ようやくに、目指すS青年の家を囲む木立がすぐ右手に近づいた。木立の中の藁屋根がはっきり見え出した時には、沼の中の景色もやや違ってきていた。木立はまだ他に二つ三つと飛び飛びにあった。蘆間の其処此処に真黒な土が珍らしく小高く盛り上げられて、青い麦の芽や、菜の葉などが、生々と培われてある。
道の曲り角まで来ると、先に歩いていた連れの男が、遠くから、そこから行けというように手を動かしている。見ると沼の中に降りる細い道がついている。土手の下まで降りて見ると、沼の中には道らしいものは何にもない。蘆はその辺には生えてはいないが、足跡のついた泥地が洲のように所々高くなっているきりで、他とは変わりのない水たまりばかりであった。
「あら、道がないじゃありませんか。こんな処から行けやしないでしょう?」
「ここから行くのさ、ここからでなくてどこから行くんだい?」
「他に道があるんですよ、きっと。だってここからじゃ、裸足にならなくちゃ行かれないじゃありませんか。」
「あたりまえさ、下駄でなんか歩けるものか。」
「だって、いくら何んだって道がないはずはないわ。」
「ここが道だよ。ここでなくて他にどこにある?」
「向うの方にあるかもしれないわ。」
私は少し向うの方に、小高い島のような畑地が三つ四つ続いたような形になっている処を指しながらいった。

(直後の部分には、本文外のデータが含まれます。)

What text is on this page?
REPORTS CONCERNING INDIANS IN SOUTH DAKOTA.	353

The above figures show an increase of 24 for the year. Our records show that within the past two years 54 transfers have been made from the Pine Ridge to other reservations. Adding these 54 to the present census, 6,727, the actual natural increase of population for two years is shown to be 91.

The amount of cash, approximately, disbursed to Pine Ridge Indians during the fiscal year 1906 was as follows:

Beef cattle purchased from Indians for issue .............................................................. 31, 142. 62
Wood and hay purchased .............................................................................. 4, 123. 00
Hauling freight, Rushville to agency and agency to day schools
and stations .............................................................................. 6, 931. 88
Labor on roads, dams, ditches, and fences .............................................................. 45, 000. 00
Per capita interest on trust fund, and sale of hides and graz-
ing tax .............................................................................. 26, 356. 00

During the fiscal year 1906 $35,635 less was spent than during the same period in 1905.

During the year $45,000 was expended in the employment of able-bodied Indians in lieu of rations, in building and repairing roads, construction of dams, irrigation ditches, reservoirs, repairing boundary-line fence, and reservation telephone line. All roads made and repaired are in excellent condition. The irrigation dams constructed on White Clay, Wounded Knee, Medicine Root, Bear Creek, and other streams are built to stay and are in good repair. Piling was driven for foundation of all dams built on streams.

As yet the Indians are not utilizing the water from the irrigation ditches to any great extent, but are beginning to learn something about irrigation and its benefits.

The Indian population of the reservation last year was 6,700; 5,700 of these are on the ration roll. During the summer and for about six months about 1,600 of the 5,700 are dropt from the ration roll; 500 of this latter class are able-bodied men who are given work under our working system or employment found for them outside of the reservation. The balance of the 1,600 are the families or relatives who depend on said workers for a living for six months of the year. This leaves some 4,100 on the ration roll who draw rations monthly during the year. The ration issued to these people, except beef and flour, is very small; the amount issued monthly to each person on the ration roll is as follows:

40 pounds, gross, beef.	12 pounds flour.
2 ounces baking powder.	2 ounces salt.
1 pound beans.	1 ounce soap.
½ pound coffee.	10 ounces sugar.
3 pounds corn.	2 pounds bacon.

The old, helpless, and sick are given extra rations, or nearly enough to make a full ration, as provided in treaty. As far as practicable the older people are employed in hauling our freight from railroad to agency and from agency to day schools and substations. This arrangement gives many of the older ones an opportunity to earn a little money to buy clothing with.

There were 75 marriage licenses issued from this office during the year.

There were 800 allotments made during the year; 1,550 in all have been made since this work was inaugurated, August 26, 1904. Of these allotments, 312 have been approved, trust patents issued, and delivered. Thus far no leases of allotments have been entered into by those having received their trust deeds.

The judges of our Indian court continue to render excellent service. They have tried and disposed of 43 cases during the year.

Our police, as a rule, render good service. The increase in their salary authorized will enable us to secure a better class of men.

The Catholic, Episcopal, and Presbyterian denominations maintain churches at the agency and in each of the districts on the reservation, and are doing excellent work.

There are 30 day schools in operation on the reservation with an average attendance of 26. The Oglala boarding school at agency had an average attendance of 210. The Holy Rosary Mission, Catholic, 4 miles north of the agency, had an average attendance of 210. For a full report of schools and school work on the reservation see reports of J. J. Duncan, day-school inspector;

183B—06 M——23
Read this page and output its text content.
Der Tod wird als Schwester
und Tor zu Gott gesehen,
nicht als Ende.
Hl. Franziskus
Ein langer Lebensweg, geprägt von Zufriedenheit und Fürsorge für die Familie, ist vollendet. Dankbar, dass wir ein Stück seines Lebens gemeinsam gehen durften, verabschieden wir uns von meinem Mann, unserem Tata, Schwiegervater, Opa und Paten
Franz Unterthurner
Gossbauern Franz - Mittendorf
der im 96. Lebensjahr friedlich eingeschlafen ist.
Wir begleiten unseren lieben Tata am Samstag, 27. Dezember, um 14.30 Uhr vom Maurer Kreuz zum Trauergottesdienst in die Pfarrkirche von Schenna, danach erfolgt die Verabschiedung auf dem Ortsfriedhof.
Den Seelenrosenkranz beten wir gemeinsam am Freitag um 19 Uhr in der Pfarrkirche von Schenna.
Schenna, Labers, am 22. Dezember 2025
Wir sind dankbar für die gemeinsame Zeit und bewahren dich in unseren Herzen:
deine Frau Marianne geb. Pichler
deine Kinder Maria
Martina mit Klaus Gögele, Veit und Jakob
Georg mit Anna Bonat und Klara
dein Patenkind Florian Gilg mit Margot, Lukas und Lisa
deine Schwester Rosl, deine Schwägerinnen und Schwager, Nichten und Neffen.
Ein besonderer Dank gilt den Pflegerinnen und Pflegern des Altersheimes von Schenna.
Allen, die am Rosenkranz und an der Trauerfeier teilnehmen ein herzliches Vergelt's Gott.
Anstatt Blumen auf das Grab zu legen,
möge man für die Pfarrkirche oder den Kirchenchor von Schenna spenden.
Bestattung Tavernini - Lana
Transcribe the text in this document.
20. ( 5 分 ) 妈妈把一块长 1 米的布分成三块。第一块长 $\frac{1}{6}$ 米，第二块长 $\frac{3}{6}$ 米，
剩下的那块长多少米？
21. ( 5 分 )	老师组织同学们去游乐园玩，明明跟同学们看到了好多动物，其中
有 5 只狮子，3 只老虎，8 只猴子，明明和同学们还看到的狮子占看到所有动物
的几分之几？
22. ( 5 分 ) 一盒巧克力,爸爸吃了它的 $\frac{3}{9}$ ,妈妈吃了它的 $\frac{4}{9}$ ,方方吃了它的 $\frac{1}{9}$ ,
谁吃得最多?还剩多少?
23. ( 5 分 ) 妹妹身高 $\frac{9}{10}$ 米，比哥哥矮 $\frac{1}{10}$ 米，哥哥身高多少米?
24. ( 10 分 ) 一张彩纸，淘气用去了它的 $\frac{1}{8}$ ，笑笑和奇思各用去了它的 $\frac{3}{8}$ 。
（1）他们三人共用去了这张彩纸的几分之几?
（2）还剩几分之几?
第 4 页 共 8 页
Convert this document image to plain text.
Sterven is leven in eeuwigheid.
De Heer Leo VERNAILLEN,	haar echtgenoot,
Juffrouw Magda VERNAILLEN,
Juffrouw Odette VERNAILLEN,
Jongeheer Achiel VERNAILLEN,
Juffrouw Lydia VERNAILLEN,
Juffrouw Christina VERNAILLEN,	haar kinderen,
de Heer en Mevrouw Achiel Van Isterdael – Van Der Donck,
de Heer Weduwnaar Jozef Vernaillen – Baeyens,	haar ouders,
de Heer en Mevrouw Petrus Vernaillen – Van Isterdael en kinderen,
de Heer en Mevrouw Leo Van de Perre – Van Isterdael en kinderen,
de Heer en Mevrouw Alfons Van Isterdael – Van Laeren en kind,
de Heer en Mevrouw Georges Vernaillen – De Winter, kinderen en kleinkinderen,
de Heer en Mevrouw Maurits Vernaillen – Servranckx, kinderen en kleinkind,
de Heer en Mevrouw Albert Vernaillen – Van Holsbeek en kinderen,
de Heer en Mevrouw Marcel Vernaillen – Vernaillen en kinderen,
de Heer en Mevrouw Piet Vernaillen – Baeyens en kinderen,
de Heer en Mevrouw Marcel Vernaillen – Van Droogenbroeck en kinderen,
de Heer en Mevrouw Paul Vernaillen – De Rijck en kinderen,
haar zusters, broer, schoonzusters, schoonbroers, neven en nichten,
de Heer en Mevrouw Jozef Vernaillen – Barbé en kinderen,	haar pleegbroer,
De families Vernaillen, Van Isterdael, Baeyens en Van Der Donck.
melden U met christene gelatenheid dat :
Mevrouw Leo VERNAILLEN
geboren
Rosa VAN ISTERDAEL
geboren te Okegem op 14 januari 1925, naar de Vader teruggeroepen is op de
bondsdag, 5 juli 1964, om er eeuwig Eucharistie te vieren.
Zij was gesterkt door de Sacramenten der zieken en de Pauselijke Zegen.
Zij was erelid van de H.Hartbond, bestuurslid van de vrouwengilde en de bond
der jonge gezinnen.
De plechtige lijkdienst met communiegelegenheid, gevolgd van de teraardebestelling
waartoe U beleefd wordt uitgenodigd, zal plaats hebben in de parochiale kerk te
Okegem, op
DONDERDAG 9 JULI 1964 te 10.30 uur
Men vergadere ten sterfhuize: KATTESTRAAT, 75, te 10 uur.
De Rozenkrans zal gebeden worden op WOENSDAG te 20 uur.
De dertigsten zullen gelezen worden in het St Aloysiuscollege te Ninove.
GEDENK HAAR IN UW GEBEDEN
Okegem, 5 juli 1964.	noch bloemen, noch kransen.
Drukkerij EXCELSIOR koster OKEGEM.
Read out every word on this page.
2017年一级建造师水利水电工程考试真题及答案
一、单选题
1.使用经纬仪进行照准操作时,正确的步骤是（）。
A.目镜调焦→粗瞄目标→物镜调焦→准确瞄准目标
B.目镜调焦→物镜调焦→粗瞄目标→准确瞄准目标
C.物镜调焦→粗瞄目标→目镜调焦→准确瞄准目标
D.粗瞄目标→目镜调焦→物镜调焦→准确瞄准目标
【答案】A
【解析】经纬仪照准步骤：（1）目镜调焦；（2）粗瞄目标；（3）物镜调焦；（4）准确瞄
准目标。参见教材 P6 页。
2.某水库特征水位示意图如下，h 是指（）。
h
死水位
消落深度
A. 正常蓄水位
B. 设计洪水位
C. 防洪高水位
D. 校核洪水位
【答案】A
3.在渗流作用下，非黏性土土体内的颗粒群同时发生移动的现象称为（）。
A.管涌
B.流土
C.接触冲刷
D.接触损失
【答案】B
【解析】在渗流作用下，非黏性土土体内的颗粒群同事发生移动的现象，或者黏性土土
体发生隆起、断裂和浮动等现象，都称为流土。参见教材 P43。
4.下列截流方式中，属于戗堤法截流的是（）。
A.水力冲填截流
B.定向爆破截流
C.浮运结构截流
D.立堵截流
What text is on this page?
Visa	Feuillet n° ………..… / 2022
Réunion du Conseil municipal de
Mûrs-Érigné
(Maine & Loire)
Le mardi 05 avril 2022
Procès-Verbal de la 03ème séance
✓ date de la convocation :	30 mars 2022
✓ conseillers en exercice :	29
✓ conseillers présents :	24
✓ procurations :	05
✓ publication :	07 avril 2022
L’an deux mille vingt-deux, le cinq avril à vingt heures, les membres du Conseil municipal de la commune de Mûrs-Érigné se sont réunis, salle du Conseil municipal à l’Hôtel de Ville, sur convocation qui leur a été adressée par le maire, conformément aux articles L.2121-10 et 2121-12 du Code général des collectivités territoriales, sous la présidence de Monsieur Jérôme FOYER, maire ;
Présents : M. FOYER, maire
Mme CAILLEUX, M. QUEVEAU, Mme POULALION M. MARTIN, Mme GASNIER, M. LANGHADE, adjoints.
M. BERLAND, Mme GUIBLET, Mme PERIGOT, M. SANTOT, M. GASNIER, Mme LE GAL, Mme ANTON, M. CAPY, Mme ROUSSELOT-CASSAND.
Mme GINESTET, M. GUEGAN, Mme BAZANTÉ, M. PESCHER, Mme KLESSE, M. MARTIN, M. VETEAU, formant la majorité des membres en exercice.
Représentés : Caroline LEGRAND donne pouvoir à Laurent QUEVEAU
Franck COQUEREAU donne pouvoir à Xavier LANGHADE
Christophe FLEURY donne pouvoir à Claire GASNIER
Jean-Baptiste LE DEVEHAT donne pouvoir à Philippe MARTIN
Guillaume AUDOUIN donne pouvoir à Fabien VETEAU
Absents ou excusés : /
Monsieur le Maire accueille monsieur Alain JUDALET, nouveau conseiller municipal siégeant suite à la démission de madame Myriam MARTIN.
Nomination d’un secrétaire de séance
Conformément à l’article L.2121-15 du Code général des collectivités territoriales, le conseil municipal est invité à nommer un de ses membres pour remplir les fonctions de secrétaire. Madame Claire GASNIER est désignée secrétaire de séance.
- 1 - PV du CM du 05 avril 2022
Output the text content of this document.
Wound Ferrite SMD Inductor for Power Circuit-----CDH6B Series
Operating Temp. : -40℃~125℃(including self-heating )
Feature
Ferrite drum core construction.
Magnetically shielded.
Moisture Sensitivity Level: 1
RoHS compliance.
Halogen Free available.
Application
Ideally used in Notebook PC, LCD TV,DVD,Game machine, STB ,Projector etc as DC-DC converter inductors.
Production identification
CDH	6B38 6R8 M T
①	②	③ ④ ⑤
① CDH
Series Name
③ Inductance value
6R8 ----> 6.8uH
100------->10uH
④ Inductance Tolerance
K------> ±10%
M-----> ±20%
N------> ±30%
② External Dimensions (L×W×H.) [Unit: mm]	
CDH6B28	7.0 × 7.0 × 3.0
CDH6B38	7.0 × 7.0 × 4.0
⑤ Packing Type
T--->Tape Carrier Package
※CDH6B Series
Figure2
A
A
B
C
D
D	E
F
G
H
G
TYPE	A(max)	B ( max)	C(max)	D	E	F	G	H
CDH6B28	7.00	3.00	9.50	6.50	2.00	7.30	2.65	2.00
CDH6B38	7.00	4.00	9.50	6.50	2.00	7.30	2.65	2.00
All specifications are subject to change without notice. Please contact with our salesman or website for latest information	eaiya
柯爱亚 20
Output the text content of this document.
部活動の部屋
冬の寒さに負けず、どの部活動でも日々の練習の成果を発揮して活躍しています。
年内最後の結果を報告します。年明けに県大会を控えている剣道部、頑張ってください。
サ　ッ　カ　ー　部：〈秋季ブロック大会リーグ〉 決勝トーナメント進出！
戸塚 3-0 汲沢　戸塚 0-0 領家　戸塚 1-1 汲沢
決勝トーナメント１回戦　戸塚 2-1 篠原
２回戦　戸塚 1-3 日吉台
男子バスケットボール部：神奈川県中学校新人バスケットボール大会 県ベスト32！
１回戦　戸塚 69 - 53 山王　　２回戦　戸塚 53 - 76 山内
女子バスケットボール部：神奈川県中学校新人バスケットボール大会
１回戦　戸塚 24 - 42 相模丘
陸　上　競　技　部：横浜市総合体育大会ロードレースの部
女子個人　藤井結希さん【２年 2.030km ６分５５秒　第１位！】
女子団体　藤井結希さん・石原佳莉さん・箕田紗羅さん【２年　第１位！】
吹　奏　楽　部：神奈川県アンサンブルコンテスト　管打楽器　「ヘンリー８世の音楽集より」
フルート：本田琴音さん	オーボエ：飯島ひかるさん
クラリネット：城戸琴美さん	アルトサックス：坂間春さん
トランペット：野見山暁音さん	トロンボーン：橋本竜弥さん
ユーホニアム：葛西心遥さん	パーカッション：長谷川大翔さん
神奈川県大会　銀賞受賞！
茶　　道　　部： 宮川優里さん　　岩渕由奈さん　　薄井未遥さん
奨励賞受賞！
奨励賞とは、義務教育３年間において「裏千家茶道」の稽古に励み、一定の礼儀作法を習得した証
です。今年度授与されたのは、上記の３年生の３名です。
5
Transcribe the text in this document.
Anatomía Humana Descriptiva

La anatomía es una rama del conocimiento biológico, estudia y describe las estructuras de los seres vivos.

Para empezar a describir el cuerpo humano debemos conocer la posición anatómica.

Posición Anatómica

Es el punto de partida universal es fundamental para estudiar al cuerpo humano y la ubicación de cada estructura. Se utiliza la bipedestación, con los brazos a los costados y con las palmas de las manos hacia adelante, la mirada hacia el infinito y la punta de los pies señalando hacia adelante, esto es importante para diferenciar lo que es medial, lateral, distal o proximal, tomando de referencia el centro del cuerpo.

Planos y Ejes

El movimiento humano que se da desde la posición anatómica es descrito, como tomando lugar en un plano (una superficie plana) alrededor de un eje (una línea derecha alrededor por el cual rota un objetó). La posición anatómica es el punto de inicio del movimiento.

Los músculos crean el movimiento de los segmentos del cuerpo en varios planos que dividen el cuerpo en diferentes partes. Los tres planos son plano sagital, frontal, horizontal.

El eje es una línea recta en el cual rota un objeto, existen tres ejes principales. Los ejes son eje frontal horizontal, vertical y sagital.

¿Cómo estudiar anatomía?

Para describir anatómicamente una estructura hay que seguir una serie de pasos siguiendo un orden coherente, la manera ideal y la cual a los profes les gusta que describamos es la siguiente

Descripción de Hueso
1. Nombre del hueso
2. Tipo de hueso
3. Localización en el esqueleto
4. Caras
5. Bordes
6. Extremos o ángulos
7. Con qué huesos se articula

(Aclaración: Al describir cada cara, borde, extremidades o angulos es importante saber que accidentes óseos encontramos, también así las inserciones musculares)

「同じだよ、どこからだって。こんな沼の中に道なんかあるもんか、ぐずぐずいってると置いてくよ。ぜいたくいわないで裸足になってお出で。」
「いやあね、道がないなんて、冷たくってやりきれやしないわ。」
「ここでそんなこといったって仕様があるもんか、何しに来たんだ? それともここまで来て、このまま帰るのか?」
山岡は、そんな駄々はいっさい構わないといったような態度で、足袋をぬいで裾を端折ると、そのまま裸足になって、ずんずん沼の泥水の中に入って行った。私はいくらか沼の中とはいっても、せめてそこに住んでいる人達が歩くのに不自由しない畔道くらいなものはあるに違いないと、自分の不精ばかりでなく考えていたのに、何にもそのような道らしいものはなくて、その冷たい泥水の中を歩かなければならないのだと思うと、そういう処を毎日歩かねばならぬ人の難儀を思うよりも、現在の自分の難儀の方に当惑した。それでも山岡の最後の言葉には、私はまたしても自分を省みなければならなかった。私はすぐに思い切って裸足になり、裾を端折って山岡の後から沼の中にはいった。冷たい泥が足の裏にふれたかと思うと、ぬるぬると、何ともいえぬ気味悪さで、五本の指の間にぬめり込んで、すぐ足首までかくしてしまった。そのつめたさ! 体中の血が一度に凍えてしまう程だ。二三間は勢いよく先に歩いていった山岡も、後から来る私をふり返った時には、さすがに冷たい泥水の中に行きなやんでいた。